Le harcèlement dans les transports, dernier souci du Sénat ? Le jeudi 28 janvier, les parlementaires de la Haute Assemblée ont, certes, adopté la proposition de loi relative à la sécurité dans les transports publics. Problème : l’article 14 de ce texte, qui prévoyait précisément des mesures de prévention et de lutte contre les "harcèlements et les violences à caractère sexiste" – telles que la formation des agents de transports à la détection du harcèlement – a tout simplement disparu, avant même d’être débattu en séance.

"Le harcèlement n'est pas vu comme une délinquance"

La raison ? Un souci de clarté, selon le co-rapporteur de la loi François Bonhomme, (Les Républicains) qui a procédé aux changements du texte dans le cadre de la commission des lois. Interrogé par metronews, il explique : "Dans les textes législatifs, il faut éviter les redites. Les missions que proposait l’article en question font déjà partie des obligations des exploitants des transports publics." Et le sénateur du Tarn-et-Garonne de poursuivre : "Par ailleurs, ce texte qui relevait du pouvoir réglementaire (et dépend d’un décret ou d’un arrêté, ndlr) aurait compliqué la loi."

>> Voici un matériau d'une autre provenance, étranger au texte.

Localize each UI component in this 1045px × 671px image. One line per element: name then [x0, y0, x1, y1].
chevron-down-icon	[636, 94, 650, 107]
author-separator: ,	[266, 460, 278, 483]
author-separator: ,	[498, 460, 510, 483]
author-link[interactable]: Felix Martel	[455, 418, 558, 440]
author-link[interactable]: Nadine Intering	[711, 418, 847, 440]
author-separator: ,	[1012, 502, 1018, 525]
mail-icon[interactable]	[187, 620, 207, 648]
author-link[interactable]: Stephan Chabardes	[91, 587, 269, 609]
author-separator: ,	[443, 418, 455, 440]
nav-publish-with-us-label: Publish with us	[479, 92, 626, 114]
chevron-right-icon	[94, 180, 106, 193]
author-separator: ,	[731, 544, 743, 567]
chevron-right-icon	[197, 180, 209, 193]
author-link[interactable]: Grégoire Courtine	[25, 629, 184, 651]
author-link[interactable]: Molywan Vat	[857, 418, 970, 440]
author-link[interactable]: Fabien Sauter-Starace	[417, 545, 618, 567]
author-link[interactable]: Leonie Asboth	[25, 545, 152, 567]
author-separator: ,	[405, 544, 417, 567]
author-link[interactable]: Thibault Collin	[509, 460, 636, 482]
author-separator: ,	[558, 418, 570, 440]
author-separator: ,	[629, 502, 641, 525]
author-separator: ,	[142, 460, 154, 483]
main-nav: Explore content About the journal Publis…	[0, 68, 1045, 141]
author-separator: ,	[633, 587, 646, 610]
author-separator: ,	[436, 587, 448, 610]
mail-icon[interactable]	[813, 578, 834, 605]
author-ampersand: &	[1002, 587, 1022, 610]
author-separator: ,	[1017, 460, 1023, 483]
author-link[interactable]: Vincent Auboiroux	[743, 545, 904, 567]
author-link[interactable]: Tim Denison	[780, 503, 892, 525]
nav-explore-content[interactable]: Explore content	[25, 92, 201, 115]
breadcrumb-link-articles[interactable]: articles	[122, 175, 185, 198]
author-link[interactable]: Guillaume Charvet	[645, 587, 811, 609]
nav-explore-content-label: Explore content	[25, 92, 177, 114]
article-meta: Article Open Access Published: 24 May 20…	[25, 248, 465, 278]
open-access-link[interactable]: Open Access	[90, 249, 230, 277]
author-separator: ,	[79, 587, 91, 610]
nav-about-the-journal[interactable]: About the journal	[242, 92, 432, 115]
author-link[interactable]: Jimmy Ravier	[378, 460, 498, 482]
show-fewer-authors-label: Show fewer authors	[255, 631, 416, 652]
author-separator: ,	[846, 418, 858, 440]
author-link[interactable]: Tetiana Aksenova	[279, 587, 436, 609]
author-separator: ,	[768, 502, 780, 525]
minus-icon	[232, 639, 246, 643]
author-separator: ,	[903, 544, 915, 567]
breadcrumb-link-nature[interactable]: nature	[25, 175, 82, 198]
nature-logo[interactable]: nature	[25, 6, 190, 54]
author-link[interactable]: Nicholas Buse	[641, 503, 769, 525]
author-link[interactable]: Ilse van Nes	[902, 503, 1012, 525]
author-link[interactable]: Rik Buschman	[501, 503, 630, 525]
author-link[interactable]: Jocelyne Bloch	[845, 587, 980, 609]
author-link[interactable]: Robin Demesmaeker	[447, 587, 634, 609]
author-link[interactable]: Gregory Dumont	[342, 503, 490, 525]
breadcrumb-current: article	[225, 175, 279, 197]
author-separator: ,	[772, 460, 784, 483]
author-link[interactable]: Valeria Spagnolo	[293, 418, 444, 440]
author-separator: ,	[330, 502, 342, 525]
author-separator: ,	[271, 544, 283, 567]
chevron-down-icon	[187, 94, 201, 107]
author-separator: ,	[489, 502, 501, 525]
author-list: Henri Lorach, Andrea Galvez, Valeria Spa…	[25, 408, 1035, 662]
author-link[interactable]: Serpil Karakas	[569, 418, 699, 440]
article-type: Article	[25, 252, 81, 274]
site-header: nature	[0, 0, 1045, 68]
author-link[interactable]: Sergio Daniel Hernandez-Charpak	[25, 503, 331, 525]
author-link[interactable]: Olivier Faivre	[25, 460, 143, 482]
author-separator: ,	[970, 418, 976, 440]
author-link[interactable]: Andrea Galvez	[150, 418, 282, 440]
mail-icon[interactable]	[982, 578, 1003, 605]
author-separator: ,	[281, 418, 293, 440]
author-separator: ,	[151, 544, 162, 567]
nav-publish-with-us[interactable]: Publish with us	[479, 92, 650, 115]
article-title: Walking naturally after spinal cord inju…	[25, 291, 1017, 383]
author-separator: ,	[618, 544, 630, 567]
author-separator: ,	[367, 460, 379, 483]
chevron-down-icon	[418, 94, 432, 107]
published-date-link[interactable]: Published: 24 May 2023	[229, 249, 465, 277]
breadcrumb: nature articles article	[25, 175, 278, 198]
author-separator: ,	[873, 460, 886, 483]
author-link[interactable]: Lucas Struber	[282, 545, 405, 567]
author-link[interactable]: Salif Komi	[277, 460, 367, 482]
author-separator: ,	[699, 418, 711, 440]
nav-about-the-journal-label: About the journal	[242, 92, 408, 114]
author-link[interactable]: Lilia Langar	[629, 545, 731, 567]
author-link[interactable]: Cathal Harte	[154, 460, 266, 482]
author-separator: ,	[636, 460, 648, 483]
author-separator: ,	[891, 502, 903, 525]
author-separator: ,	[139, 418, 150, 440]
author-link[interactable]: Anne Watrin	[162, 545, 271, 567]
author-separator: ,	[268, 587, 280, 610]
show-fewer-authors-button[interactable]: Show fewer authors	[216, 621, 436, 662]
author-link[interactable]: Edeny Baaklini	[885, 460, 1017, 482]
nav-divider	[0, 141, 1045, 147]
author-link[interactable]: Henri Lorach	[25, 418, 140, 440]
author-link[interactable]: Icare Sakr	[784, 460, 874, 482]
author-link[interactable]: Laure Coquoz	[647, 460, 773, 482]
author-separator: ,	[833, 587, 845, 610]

"Une excuse politique", selon Marie Le Vern, députée socialiste de Seine-Maritime à l’origine du fameux article 14. "La droite du Sénat a balayé ce texte d’un revers de main, en utilisant un argument juridico-technique. Pour les députés de l’Assemblée nationale, qui ont adopté le texte, ces propositions n’ont pas semblé redondantes…", constate-t-elle auprès de metronews, avant de poursuivre : "Aujourd’hui, le harcèlement dans les transports est dans une zone grise. Personne n’a les moyens de sanctionner les sifflements, les commentaires ou les postures gênantes, car ce n’est pas considéré comme de la délinquance."

"Je ne lâcherai rien"

Et la députée, déterminée, de poursuivre : "En supprimant ce texte, les sénateurs contribuent à l’invisibilité de tels actes. Quand un fait de harcèlement se produit, ce sont les réactions qui manquent. Et je pense que c’est aussi par la loi qu’on peut changer les mentalités et pousser les témoins à réagir."

Mais, pour l’article 14, la messe n’est pas encore dite. Mercredi 10 janvier se tiendra une commission mixte paritaire – une procédure qui intervient quand le Sénat et l’Assemblée nationale ne tombent pas d’accord – dans le but d’élaborer une version finale de cette proposition de loi. Marie Le Vern se dit prête à amender son texte pour "éviter les redondances" si remarquées par la droite sénatoriale. "Mais sur le fond, je ne lâcherai rien", promet-elle.